Nuper erat medicus, nunc est vsipillo Diaulus:
Quod vispillo facit, fecerat et medicus
Recently, Diaulus was a doctor. Now he is an undertaker.
What he does as an undertaker, he used to do as a doctor.
Medicine was not a high status profession in ancient Rome. Many of the practitioners were former Greek slaves, trading on a reputation for Greek skill that they unfortunately did not possess.
As Martial points out, they didn’t last too long in the profession.
Roman medicine had the good sense to rely on the Greek medicine before it. Unfortunately, though, anyone could call himself a doctor, and did.
Quacks and cure-alls abounded. A double-talker with a smooth bedside manner and a fast horse to get out of town could set himself up—at least until the survivors of the deceased caught up with him.
Army doctors, on the other hand, were generally respected. They were the real innovators and true experts in wounds and disease, and for good reason. Constantly confronted with penetrating and stab wounds, on the move with the Legions, they were exposed to a huge variety of medical situations, and their positions depended on their success rate.
There were specialists, too, from dentists (the Etruscans were outstanding here) to eye doctors and surgeons. Surgical tools were sophisticated, and included forceps, specula, and cauteries.
The extent literature provides both theories and folklore about medicine. The Hippocratic humors theory was one such, but not necessarily adopted or accepted by every medicus. Most of the good ones were too busy saving soldiers’ lives to develop theories.
An army doctor, Iapyx, even appears in the Aeneid, albeit anachronistically. He tries to remove the arrow from Aeneas’ thigh, but—though clearly skilled—can’t pluck it out. This leads Venus, Aeneas’ mother, to bring back an herb called dittany from the Trojan homeland, which saves her son.
This epic combination of skillful dexterity, herbal knowledge and divine intervention (bona fortuna) is successful medicine.
Arcturus never underestimates the power of Fortuna.
Before there was a medicus there was a iatros. That’s Greek for doctor.
The Hippocratic Oath may be more Pythagorean than Hippocratic, but it’s still the best known medical remnant from antiquity—though exactly what era is also unclear.
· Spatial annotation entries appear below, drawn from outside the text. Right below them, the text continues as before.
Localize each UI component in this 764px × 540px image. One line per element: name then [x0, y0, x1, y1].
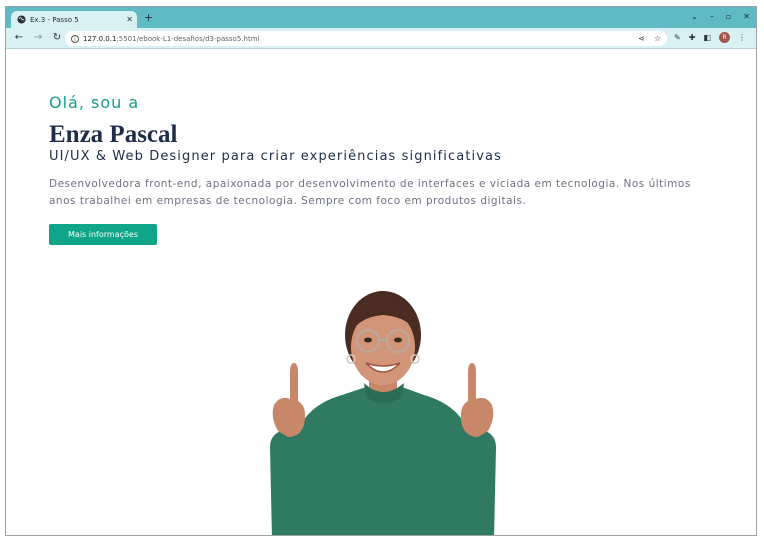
page-content: Olá, sou a Enza Pascal UI/UX & Web Desig… — [6, 49, 756, 535]
profile-avatar[interactable]: R — [718, 32, 730, 43]
tab-title: Ex.3 - Passo 5 — [30, 15, 79, 24]
reload-icon[interactable]: ↻ — [51, 32, 63, 44]
side-panel-icon[interactable]: ◧ — [703, 33, 711, 42]
url-host: 127.0.0.1 — [83, 34, 117, 43]
hero-role: UI/UX & Web Designer para criar experiên… — [49, 149, 502, 164]
close-tab-icon[interactable]: ✕ — [126, 15, 133, 24]
hero-name: Enza Pascal — [49, 121, 178, 148]
menu-kebab-icon[interactable]: ⋮ — [738, 33, 746, 42]
nav-buttons: ← → ↻ — [13, 32, 63, 44]
address-bar[interactable]: i 127.0.0.1:5501/ebook-L1-desafios/d3-pa… — [65, 31, 667, 46]
maximize-icon[interactable]: ▫ — [726, 13, 731, 21]
close-window-icon[interactable]: ✕ — [743, 13, 750, 21]
extensions-area: ✎ ✚ ◧ R ⋮ — [674, 32, 746, 43]
globe-icon — [17, 15, 26, 24]
pencil-icon[interactable]: ✎ — [674, 33, 681, 42]
browser-tab[interactable]: Ex.3 - Passo 5 ✕ — [11, 11, 137, 28]
share-icon[interactable]: ⋖ — [638, 34, 645, 43]
site-info-icon[interactable]: i — [71, 34, 79, 43]
tab-search-icon[interactable]: ⌄ — [691, 13, 698, 21]
puzzle-extensions-icon[interactable]: ✚ — [689, 33, 696, 42]
url-text[interactable]: 127.0.0.1:5501/ebook-L1-desafios/d3-pass… — [83, 35, 638, 43]
hero-description: Desenvolvedora front-end, apaixonada por… — [49, 178, 691, 207]
forward-arrow-icon[interactable]: → — [32, 32, 44, 44]
minimize-icon[interactable]: – — [710, 13, 714, 21]
url-path: :5501/ebook-L1-desafios/d3-passo5.html — [116, 34, 260, 43]
portrait-illustration — [270, 291, 496, 535]
browser-window: Ex.3 - Passo 5 ✕ + ⌄ – ▫ ✕ ← → ↻ i 127.0… — [5, 6, 757, 536]
browser-toolbar: ← → ↻ i 127.0.0.1:5501/ebook-L1-desafios… — [6, 28, 756, 49]
tab-strip: Ex.3 - Passo 5 ✕ + ⌄ – ▫ ✕ — [6, 7, 756, 28]
bookmark-star-icon[interactable]: ☆ — [654, 34, 661, 43]
window-controls: ⌄ – ▫ ✕ — [691, 13, 750, 21]
new-tab-button[interactable]: + — [144, 12, 153, 23]
hero-greeting: Olá, sou a — [49, 93, 140, 112]
back-arrow-icon[interactable]: ← — [13, 32, 25, 44]
more-info-button[interactable]: Mais informações — [49, 224, 157, 245]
The Greeks were the first philosophers, the first scientists. Hippocrates (late fifth-early fourth centuries BC), legend tells us, was the ideal physician, and the first person to really establish medicine as its own entity, separating it from philosophical and other scientific inquiry. He also discredited the notion of “divine wrath” as a cause of disease, thus dividing science from religion.
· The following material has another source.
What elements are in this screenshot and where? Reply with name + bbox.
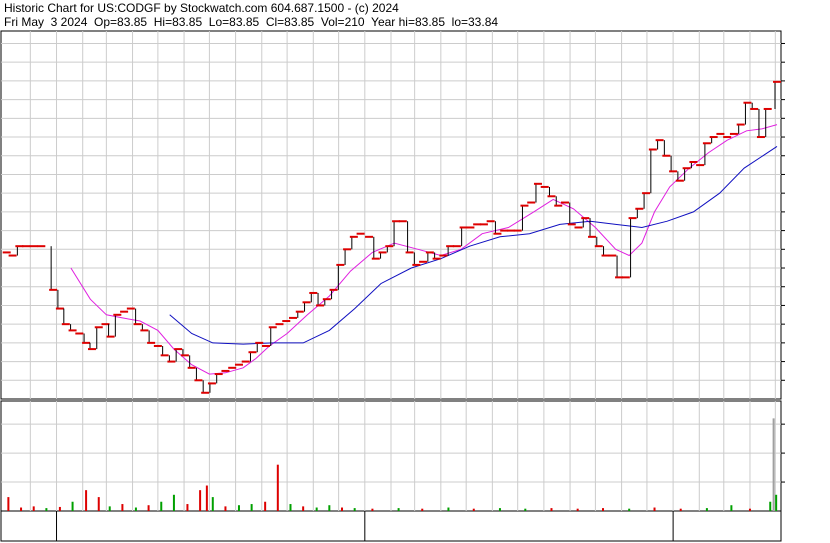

The writings of the Hippocratic corpus stretch over a wide period and were authored by various people, none of them known. The dominant theory behind the texts is that of the four humors—it was apparently believed that an imbalance of the four fluids of the body—yellow bile, black bile, phlegm and blood—led to disease and sickness.
Aristotle, who was interested in everything, was interested in medicine, too, and established the science of categorization, among other things. His successor at the school he created was Theophrastus (late fourth-early third century BCE), who was not only interested in medicine, but was the foremost botanist of antiquity.
The man who combined plants with medicine most effectively was Dioscorides. He compiled the first pharmacopeia, called De Materia Medica in Latin, and established the science of herbalism. This was the man Arcturus was lucky enough to study with.
Traditional or folk medicine is embedded in the Greek and Roman texts. Sometimes it’s linked with magic ritual, sometimes not, but it coexists alongside more supposedly rational approahes.
It persists even now, in places like Sicily and Greece and rural America, and if anyone ever told you to put butter on a burn, you’ve known what it is.
Some of it is effective: a good deal of plant use is very traditional, handed down orally to succeeding generations.
In Rome, much lore surrounded the use of wool and cabbage. Cato the Elder waxes ecstatic about the health benefits (not to mention the monetary savings) of eating cabbage. What his family thought is left unrecorded.
Some of the herbal medicine in the Roman noir series is based on folk traditions in Britain and the Mediterranean, as well as encyclopedic texts like that of Pliny the Elder and Celsus.
Arcturus’ mother, Cairenn, was a healer. She recognized the gift in her son. Much of his talent, particularly with herbs and other plants, is directly attributable to her, not to any formal training.
Arcturus is a highly unusual medicus, and not just for his patients’ survival rate. Though urged to go into the gentleman’s profession of politics by his adopted father—and educated for it—he chose, instead, his native mother’s gift.
It was a disreputable career; one associated with charlatans and slaves, not the adopted son of a provincial procurator.
Trained by Dioscorides, the famous Greek herbalist and doctor, influenced by Celsus, another Greek, and blessed by nature with a gift, Arcturus became a legion medicus, and eventually the private physician to Agricola, governor of the province. Like any good doctor, he uses a combination of experience, intuition, and formal training.
He takes his talent—his responsibility—seriously. He’s a doctor because that’s who he is—not just what he does.
Along the way, he discovered he had other talents, too. Medicine may not resurrect the dead, but it can help stem the deadly disease of murder.